Folha de S.Paulo
20/09/2006
Cotidiano
Idosos vivem mais e melhor, diz estudo
Apesar dos avanços, registrados de 1998 a 2003, maior parte da velhice dos brasileiros ainda é vivida sem qualidade

Trabalhos mostrados em encontro nacional de demógrafos discutem as condições de vida da população na 3ª idade

ANTÔNIO GOIS
ENVIADO ESPECIAL A CAXAMBU (MG)

O idoso brasileiro vive hoje mais e melhor do que em 1998, mas a maior parte de sua terceira idade será vivida sem qualidade. É isso que mostram estudos apresentados ontem no 15º Encontro Nacional de Estudos Populacionais, que ocorre nesta semana em Caxambu (MG).
Um deles é dos pesquisadores Mirela Camargos, Roberto Rodrigues e Carla Machado (todos da UFMG) e mostra que, apesar de avanços registrados de 1998 a 2003, a maior parte da velhice do brasileiro ainda é vivida sem qualidade.
Para chegar a essa conclusão, eles calcularam a expectativa de vida de homens e mulheres que chegaram aos 60 anos de idade.
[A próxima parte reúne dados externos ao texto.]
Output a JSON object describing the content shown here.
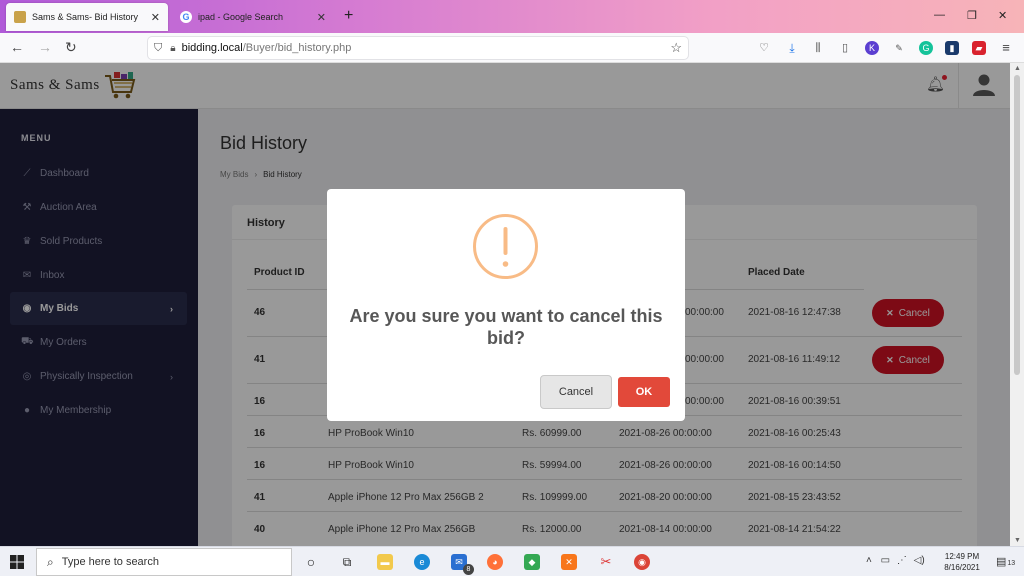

Para homens, essa expectativa aumentou de 18,5 anos a mais para 19,1, enquanto entre mulheres a variação foi de 21,3 para 22,1.
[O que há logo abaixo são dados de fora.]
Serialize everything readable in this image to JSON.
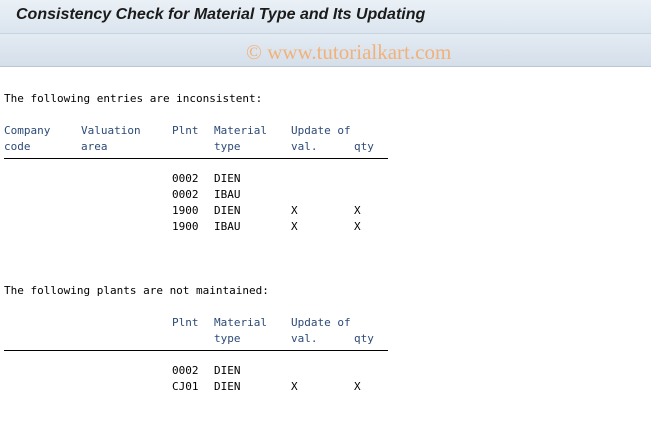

Isso não significa, porém, que esses idosos viverão todo esse período com qualidade de vida. Para tentar descobrir qual a expectativa de vida saudável, os pesquisadores levaram em conta no cálculo as respostas que os próprios idosos deram ao IBGE em 1998 e 2003 sobre seu estado de saúde.
Ao considerar esse indicador, a expectativa de vida saudável dos homens ficou em 2003 em 8,4 anos a mais, e a das mulheres, em 8,9. Nos dois casos, houve melhorias em comparação com 1998.
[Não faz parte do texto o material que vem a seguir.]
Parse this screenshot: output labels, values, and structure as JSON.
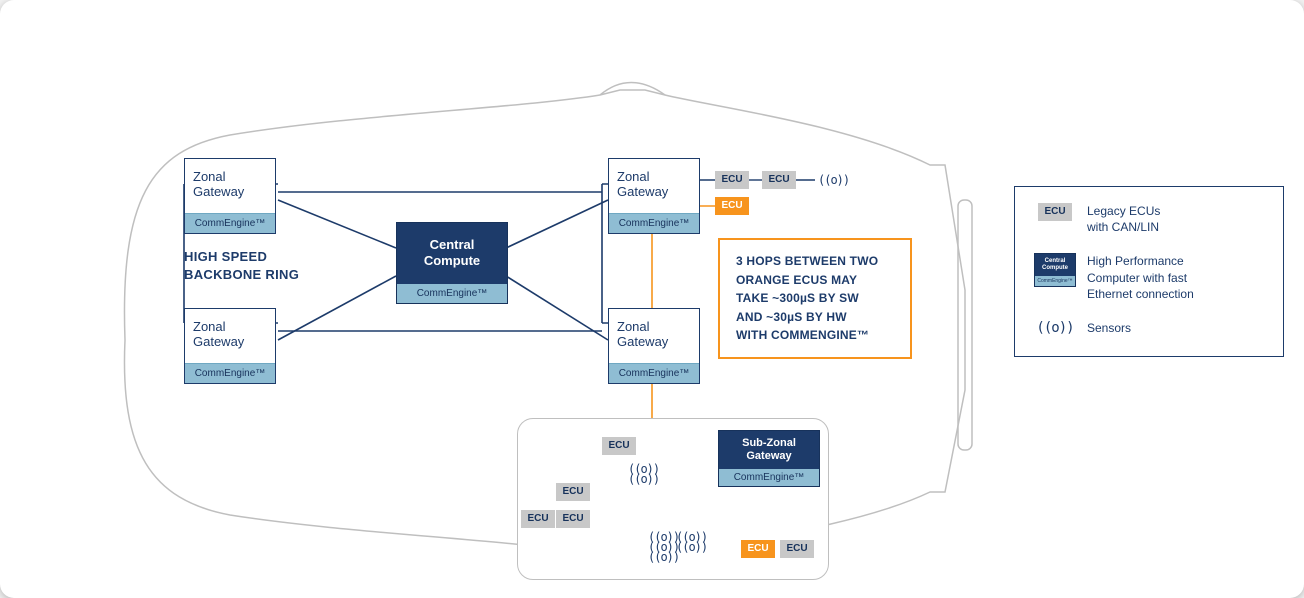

Ainda assim, a expectativa para 2003 era a de que a maior parte da vida dos brasileiros a partir dos 60 anos seria vivida sem qualidade (44% do tempo para homens e 41% para mulheres).
Os dados permitem concluir também que mulheres, apesar de viverem mais, o fazem em piores condições de saúde do que os homens.
Limitações e vantagens
Camargos, Rodrigues e Machado explicam que o fato de o indicador ser subjetivo (é o idoso quem avalia para o IBGE sua condição de saúde) traz algumas limitações e vantagens.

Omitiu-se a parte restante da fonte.